Bersama Gilang sebetulnya aku merasa nyaman, ya jelas saja aku mengenalnya sejak SMP, dan sejak zaman itu pula desas desis cintanya sampai di telingaku, namun tetap saja ia adalah orang yang ku kecualikan untuk menjalin cinta denganku. Intinya aku tak ingin ia menjadi musuh pasca berpisah, aku ingin dia terus menjadi abang yang baik untukku.
"Bang hahaha." Aku coba menetralkan suasana yang sudah dirasa tegang ini.
"Eh gue serius, malah cengengesan." Ungkapnya yang perlahan tersenyum juga.
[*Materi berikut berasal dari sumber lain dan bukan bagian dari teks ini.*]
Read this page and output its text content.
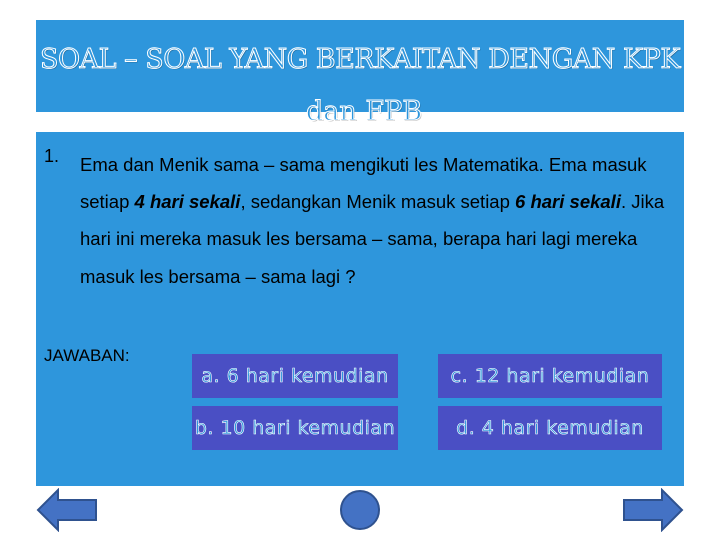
SOAL – SOAL YANG BERKAITAN DENGAN KPK
dan FPB
1. Ema dan Menik sama – sama mengikuti les Matematika. Ema masuk setiap 4 hari sekali, sedangkan Menik masuk setiap 6 hari sekali. Jika hari ini mereka masuk les bersama – sama, berapa hari lagi mereka masuk les bersama – sama lagi ?
JAWABAN:
a. 6 hari kemudian	c. 12 hari kemudian
b. 10 hari kemudian	d. 4 hari kemudian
"Sejak kapan hih Bang lo bisa serius? Hahahaha."
"Gabyyyy, kamuu yaaa. Jangan buat aku terus-terusan merasa sayang ke kamu!" Ujarnya dengan nada yang sedikit tinggi namun tetap saja memberikan kesan manis.
"Apaan sih Bang hahahaa. Udah sih jalanin dulu aja, lagian gue masih muda juga masih mau hahahihi. Gak usah serius banget Bang. Udah cape kan jadi orang dewasa? Chill out aja." Aku mencoba untuk terus memberikan vibes positif baginya agar ia juga tidak selalu menuntutku untuk menerima cintanya.
"Iya deh benar. Gue turutin, tapi lihat aja pada akhirnya gue bisa buat lo jatuh cinta ya By. Jangan kaget aja hahaha." Celotehnya.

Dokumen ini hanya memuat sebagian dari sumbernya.